Гай улыбнулся. Он совершенно не чувствовал той скованности и раздражения, какие обычно испытывал, когда люди интересовались его ремеслом.
– Вы женаты?
– Нет. То есть вообще-то да. Живем раздельно.
– Почему?
– Несходство характеров, – ответил Гай.
– И давно?
– Три года.
– Разводиться не собираетесь?
Гай, нахмурившись, задумался.
– Она, как и вы, из Техаса?
– Да.
– Намерены вы с нею встретиться?
– Обязательно. Сейчас нам предстоит оформить развод.
Гай сжал зубы. Зачем он это сказал?
Бруно презрительно фыркнул;
– Каких только девок вы не подбираете себе в жены там, на Юге!
– Хорошеньких и очень, – возразил Гай. – По крайней мере, некоторых.
– Но большей частью туповатых, разве не так?
– Не без того, – и Гай про себя улыбнулся. Мириам как раз из таких южанок, которых, видимо, имел в виду Бруно.
– А ваша жена, она из каких?
– Довольно хорошенькая, – осторожно ответил Гай. – Рыжая. Несколько полноватая.
– Как ее звать?
– Мириам. Мириам Джойс.
– Хм… Умная или туповатая?
– Не очень умная. Я и не хотел жениться на умной.
– И втрескались вы в нее по уши, верно?
Как он догадался? Разве это заметно? Бруно сверлил его проницательным взглядом, ни разу не мигнув, словно дошел до той стадии усталости, за которой уже и сон не берет. У Гая возникло чувство, что эти серые глаза изучают его вот уже много часов подряд.
– Почему вы так решили?
– Хороший вы парень, ко всему относитесь серьезно – и к бабам тоже, да?

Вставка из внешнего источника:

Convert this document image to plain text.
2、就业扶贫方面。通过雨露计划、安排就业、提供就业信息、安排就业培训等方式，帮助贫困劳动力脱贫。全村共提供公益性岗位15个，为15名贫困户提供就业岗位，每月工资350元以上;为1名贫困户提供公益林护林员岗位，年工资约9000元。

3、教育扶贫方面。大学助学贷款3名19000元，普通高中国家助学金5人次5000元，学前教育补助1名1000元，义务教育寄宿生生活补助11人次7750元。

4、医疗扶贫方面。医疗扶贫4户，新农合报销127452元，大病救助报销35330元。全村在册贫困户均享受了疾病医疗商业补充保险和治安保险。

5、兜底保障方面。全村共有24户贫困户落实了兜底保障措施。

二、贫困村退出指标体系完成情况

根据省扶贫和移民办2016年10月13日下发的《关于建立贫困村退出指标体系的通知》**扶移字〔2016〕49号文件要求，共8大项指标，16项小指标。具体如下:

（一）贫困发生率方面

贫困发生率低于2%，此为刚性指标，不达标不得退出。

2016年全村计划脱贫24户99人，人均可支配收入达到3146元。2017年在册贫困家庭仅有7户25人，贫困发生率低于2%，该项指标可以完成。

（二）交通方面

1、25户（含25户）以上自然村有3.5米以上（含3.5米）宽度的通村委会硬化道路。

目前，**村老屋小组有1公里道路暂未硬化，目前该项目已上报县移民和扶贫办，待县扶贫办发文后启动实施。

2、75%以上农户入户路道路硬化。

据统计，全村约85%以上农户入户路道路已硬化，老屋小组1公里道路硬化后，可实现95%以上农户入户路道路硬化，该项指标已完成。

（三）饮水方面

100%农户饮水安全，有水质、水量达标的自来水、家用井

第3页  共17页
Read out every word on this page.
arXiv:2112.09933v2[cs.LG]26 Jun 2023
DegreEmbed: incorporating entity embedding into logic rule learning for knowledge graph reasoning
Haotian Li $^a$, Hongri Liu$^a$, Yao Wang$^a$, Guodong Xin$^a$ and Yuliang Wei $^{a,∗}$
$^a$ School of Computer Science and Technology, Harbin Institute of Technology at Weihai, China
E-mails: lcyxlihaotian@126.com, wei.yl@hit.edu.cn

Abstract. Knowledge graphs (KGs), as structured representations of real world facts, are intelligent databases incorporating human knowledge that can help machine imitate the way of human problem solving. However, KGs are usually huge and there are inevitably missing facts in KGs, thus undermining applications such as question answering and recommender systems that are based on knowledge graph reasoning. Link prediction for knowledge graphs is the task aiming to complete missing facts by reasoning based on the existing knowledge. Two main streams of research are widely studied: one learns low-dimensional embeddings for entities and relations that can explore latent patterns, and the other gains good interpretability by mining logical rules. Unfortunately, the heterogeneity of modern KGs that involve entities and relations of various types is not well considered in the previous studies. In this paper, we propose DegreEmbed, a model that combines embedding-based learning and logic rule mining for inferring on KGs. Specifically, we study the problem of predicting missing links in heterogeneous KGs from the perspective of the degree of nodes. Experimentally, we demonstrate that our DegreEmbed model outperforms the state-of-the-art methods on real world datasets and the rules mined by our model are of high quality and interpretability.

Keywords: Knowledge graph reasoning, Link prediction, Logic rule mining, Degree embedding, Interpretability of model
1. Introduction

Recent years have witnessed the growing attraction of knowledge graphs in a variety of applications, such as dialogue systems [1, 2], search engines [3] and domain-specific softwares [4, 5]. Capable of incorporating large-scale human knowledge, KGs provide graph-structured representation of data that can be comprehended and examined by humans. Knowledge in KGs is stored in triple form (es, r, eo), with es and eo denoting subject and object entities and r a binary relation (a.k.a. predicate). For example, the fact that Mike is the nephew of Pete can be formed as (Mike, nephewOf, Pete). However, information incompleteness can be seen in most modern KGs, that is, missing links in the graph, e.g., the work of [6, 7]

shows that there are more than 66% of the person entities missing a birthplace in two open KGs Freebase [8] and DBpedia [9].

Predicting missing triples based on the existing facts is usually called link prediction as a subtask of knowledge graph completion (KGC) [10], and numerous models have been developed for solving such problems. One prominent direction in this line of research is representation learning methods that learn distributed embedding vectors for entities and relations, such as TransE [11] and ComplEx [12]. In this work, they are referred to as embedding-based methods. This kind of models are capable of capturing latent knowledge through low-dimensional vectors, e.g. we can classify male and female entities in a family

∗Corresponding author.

– Что значит «серьезно»? – возразил Гай. Но его захлестнуло теплое чувство к Бруно, потому что тот откровенно сказал о чем думает. Большинство людей, и Гай это знал по собственному опыту, хранят свое отношение про себя.
Бруно развел руками и вздохнул.
– Так что это значит «серьезно»? – повторил Гай.
– Весь нараспашку, столько надежд возлагаете, а потом получаете в зубы. Разве не так?
– Не совсем.
Однако эти слова пробудили в нем жалость к себе. Он встал, прихватив стакан, но отойти в купе было решительно некуда, и вагон так раскачивало, что нельзя было даже толком стоять.
А Бруно все не сводил с него взгляда, закинув ногу на ногу (так что старомодный ботинок болтался в такт поезду), снова и снова ударами пальца стряхивая с сигареты пепел прямо в тарелку. Недоеденный розово-черный бифштекс медленно серел под пепельным дождем. Гаю показалось, что Бруно, услышав, что он женат, стал коварнее. И любопытней.